Print is Public Domain; Photography is:   Creative Commons License


In this print we see an old painting surrounded by an elegant mounting, making it into a scroll for display. In the painting there is an old man and a peacock, both looking like they have been painted in black ink in the nanga style. White is used to suggest damage and loss to the old painting from wormholing or age (as we can see on the neck and feathers of the peacock). Of course these white sections are not actually pigments applied to the print - they are sections left un-printed - the white colour we see is the colour of the paper.

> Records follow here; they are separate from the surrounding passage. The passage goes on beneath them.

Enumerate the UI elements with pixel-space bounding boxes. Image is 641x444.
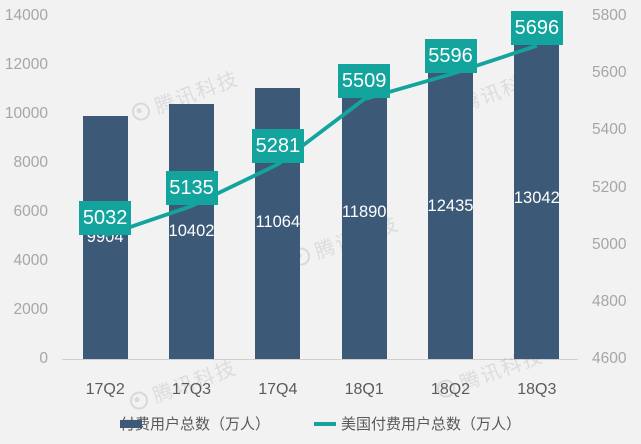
right-axis-tick: 4800 xyxy=(592,292,627,310)
left-axis-tick: 0 xyxy=(39,350,48,367)
bar-value-label: 12435 xyxy=(427,196,474,215)
left-axis-tick: 10000 xyxy=(4,105,48,122)
legend: 付费用户总数（万人） 美国付费用户总数（万人） xyxy=(0,413,641,434)
line-point-label: 5135 xyxy=(165,171,218,206)
watermark-logo-icon xyxy=(129,99,153,123)
right-axis-tick: 5600 xyxy=(592,64,627,82)
legend-label-us-paid-users: 美国付费用户总数（万人） xyxy=(341,416,522,433)
left-axis-tick: 2000 xyxy=(13,301,48,318)
left-axis-tick: 6000 xyxy=(13,203,48,220)
left-axis-tick: 8000 xyxy=(13,154,48,171)
x-axis-line xyxy=(62,359,578,360)
x-axis-label-18Q2: 18Q2 xyxy=(430,381,471,398)
legend-item-us-paid-users[interactable]: 美国付费用户总数（万人） xyxy=(314,413,521,434)
line-point-label: 5281 xyxy=(251,129,304,164)
x-axis-label-17Q2: 17Q2 xyxy=(85,381,125,398)
right-axis-tick: 5400 xyxy=(592,121,627,139)
x-axis-label-18Q1: 18Q1 xyxy=(344,381,384,398)
legend-label-paid-users: 付费用户总数（万人） xyxy=(119,416,270,433)
right-axis-tick: 4600 xyxy=(592,350,627,367)
left-axis-tick: 14000 xyxy=(4,7,48,24)
x-axis-label-17Q3: 17Q3 xyxy=(171,381,212,398)
bar-value-label: 11064 xyxy=(255,213,301,232)
bar-value-label: 13042 xyxy=(513,189,560,208)
left-axis-tick: 12000 xyxy=(4,56,48,73)
right-axis-tick: 5800 xyxy=(592,7,627,24)
line-point-label: 5696 xyxy=(510,10,563,45)
x-axis-label-18Q3: 18Q3 xyxy=(517,381,557,398)
bar-value-label: 10402 xyxy=(168,221,215,240)
line-point-label: 5032 xyxy=(79,200,132,235)
line-point-label: 5509 xyxy=(338,64,391,99)
x-axis-label-17Q4: 17Q4 xyxy=(258,381,298,398)
legend-marker-line xyxy=(314,421,336,426)
legend-marker-bar xyxy=(119,419,142,428)
right-axis-tick: 5000 xyxy=(592,235,627,253)
legend-item-paid-users[interactable]: 付费用户总数（万人） xyxy=(119,413,270,434)
line-point-label: 5596 xyxy=(424,39,477,74)
right-axis-tick: 5200 xyxy=(592,178,627,196)
bar-value-label: 11890 xyxy=(341,203,387,222)
left-axis-tick: 4000 xyxy=(13,252,48,269)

There is a lot of information in this print, which, surprisingly, actually makes it a little more difficult to work out what exactly the print depicts. What seems probable is that Hiroshige, whose name appears on the right, has designed this print, and has included in it a copy of a painting by another artist as a hanging scroll. From the box accompanying the scroll we can see that the scroll is double the usual width and depicts a sennin (a mountain hermit or wizard). The painted image is obviously very old, hence the inclusion of the wormholing, while the luxurious scroll mounting featuring auspicious colours and patterns appears quite new. This suggests that the painting is special in some way to have warranted an expensive mounting - maybe it was painted by a great artist. The name accompanying the poem at the left side of the print reads Kakutei Chiyozumi, but it is unknown who this may have been (there was a famous Japanese artist called Kakutei active in the 18th century - perhaps there is a link here?).

Karazuri blind-embossing has been used to emulate the wood grain in the scroll box, but the highlight of the print is nevertheless the attention to detail to the damage in the old painting - the delicate wormholes and losses left in to bring authenticity to the piece.